Джеймс поцеловал ее, и они начали все снова… в последний раз.

Часть четвертая

1937

28

Дэвид Матенге проснулся на рассвете. Он выглянул наружу, бросил взгляд на дом своей матери, где она все еще спала, и подумал об угали, которое осталось от их ужина накануне вечером.

Он был голоден. Ему казалось, что в эти дни он постоянно хочет есть, он испытывал муки голода, но, по сути дела, не из-за еды, его томил другой голод. Он мечтал о свободе, о возможности изменить свою жизнь, о случае, который позволит сделать пылкую и неприступную Ваньиру его собственностью. Дэвиду Кабиру Матенге было девятнадцать лет, и его снедал голод. Длинное, гибкое тело пылало огнем и жаждой деятельности, которую он едва мог контролировать. Всякий раз, просыпаясь на рассвете, он поднимался и выходил из своей холостяцкой хижины, которую построил себе сам, и ему казалось, что мир немного уменьшился за ночь. Он чувствовал себя так, будто его сдавливало со всех сторон. Дэвид хотел вырваться из этого давящего пространства, этого тесного мира, и сбежать в большой мир, сможет дышать свободно, где почувствует себя мужчиной.

Ваньиру!

Он не мог спать, постоянно думая о ней, он сходил по ней с ума. Какими чарами она приворожила его? Почему его сжигает такое пламя и страстное желание овладеть ею? Но Дэвид знал, что вовсе не магический приворот заставляет его смотреть на Ваньиру голодным взглядом, а она сама.
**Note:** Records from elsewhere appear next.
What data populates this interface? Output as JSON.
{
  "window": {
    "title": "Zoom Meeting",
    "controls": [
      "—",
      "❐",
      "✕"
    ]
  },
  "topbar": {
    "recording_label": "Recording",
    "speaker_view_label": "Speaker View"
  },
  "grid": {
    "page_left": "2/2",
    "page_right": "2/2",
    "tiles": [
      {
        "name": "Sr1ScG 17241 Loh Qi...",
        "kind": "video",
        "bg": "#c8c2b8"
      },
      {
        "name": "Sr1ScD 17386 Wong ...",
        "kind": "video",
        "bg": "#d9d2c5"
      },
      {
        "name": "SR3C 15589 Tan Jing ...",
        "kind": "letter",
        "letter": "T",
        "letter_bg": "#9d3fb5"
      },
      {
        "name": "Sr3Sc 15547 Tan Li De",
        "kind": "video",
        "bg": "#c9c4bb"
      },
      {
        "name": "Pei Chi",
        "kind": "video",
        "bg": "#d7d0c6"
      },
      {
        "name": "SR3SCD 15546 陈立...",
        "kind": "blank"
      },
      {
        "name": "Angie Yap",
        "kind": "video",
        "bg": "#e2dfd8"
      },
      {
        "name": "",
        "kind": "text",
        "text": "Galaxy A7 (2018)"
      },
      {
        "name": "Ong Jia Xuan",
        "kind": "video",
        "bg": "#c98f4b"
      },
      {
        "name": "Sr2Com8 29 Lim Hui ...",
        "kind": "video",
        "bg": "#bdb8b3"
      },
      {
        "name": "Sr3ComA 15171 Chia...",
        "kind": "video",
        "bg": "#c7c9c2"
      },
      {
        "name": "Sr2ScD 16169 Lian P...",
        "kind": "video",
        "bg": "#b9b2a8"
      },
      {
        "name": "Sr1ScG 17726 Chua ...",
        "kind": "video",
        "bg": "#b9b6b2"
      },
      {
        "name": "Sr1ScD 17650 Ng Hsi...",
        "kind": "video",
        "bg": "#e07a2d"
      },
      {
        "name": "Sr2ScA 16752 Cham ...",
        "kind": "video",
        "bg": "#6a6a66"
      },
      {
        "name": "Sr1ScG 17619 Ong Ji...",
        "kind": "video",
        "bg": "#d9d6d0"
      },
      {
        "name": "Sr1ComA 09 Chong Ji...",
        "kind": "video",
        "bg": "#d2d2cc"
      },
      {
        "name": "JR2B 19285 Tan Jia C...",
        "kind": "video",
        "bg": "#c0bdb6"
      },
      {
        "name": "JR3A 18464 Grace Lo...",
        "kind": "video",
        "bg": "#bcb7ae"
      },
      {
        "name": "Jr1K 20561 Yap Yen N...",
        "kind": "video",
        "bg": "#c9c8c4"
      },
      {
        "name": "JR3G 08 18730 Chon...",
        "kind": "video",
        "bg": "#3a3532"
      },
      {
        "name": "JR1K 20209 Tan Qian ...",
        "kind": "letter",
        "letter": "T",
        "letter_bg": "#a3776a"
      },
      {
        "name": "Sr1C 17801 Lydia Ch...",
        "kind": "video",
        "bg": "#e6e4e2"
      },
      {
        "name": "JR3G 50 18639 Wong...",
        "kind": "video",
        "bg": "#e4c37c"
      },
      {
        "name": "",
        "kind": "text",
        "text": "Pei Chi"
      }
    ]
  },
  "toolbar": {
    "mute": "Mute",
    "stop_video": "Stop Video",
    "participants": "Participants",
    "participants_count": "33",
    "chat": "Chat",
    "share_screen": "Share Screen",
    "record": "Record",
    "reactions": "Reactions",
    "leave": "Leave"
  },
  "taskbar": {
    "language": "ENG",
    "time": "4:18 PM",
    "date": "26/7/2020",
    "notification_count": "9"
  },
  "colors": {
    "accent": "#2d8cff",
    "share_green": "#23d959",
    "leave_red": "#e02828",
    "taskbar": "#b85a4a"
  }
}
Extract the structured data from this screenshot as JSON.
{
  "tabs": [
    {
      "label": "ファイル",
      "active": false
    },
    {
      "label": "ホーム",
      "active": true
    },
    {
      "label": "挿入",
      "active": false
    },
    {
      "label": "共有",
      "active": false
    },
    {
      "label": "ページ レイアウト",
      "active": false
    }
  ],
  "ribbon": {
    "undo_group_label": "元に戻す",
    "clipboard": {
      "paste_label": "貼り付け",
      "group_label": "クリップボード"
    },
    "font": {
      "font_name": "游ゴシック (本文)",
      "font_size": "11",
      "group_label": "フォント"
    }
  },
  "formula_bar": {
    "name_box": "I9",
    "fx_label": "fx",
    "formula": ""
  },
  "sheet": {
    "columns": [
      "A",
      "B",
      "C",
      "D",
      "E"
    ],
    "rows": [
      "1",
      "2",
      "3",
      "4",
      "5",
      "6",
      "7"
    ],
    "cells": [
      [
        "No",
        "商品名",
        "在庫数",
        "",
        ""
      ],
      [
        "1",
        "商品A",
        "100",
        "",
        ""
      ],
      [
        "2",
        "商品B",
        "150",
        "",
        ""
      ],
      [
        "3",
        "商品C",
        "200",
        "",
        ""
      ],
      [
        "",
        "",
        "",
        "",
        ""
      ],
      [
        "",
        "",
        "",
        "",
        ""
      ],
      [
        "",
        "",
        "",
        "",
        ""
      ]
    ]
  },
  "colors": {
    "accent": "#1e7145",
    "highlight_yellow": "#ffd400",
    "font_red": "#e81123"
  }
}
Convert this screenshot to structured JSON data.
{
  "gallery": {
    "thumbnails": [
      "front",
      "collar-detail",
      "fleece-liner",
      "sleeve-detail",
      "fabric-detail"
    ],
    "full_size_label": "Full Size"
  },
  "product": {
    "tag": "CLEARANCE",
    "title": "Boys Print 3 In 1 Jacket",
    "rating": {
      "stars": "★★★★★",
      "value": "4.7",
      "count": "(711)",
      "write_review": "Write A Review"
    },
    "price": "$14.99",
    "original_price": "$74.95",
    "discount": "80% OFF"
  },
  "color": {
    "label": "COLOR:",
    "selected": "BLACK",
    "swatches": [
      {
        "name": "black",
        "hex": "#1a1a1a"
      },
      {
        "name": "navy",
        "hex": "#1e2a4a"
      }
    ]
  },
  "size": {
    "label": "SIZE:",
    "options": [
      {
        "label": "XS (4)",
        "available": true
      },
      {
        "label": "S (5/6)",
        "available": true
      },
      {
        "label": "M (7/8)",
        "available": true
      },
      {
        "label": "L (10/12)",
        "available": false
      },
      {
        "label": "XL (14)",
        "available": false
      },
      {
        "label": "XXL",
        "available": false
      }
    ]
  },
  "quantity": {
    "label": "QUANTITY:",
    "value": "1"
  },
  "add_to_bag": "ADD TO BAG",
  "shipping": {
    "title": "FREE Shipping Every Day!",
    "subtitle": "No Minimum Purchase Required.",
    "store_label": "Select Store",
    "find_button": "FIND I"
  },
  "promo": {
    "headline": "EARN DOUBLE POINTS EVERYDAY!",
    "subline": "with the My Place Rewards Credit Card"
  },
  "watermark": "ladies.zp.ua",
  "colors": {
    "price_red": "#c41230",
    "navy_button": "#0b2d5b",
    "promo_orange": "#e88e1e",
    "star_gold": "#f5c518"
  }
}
Возможно, эту девушку нельзя было назвать физически очень привлекательной. У нее было круглое простоватое лицо, но тело было желанным для мужчин. Она была высокого роста с большой грудью и крепкими, сильными ногами. Однако Дэвида воспламенял не ее вид, а ее дух, холодный огонь в ее глазах, жар ее голоса, ее нежелание быть послушной и робкой даже в присутствии мужчин. Особенно в присутствии мужчин! Ваньиру срывала не одно мирное политическое собрание под фиговым деревом, громко и смело высказывая свои мысли, пытаясь спровоцировать мужчин на более решительные действия, вместо того чтобы произносить слова, слова и слова, как она заявляла. Они, конечно, возмущались. Мужчины не любили Ваньиру, старались избегать ее, потому что она ходила в школу, умела читать и писать и, хотя они и не желали этого признавать, знала гораздо больше них о колониальной политике. Она была отверженной в своем клане за то, что открыто не подчинялась британцам, и за свое упрямое стремление повысить статус африканских женщин. Ваньиру раздражала молодых людей, которые были друзьями Дэвида, заставляла их чувствовать себя неловко. Они нервно хихикали, когда она проходила мимо, и отпускали грубые шутки. Но в глазах многих из них было вожделение, и Дэвид замечал это всякий раз, когда она появлялась.

Ваньиру была одновременно и радостью, и проклятьем для него. Мысли о ней окрыляли его дух, но и пригибали его к земле, как тяжкий груз. Он поймал себя на том, что все чаще мысленно обращается к старинной традиции нгвеко, которая все еще практикуется в деревнях, но постепенно умирает из-за влияния миссионеров.

«Нгвеко» на языке кикую означает «ласкать», это одна из форм ритуализованных сексуальных контактов между молодыми людьми до свадьбы. Парни и девушки собираются на танцы и вечеринки, разбиваются на пары. А затем удаляются по двое в разные хижины. Оставшись одни, молодые люди снимают с себя одежду, девушки снимают верхнюю часть наряда, оставив на себе кожаный фартук, который просовывают между ног и закрепляют, чтобы все было благопристойно. Затем пара ложится на кровать лицом друг к другу, они переплетают ноги, нежно касаются груди и тела друг друга, беседуют о любви и ласках, пока не уснут. Нгвеко не заканчивается сексуальным контактом, который является табу, девушке также запрещается касаться детородного органа юноши, снимать или сдвигать фартук. А если парень все-таки сделает девушку беременной, то он должен заплатить штраф из девяти коз ее отцу, а девушка обязана устроить праздничное угощение для всех мужчин своего возраста.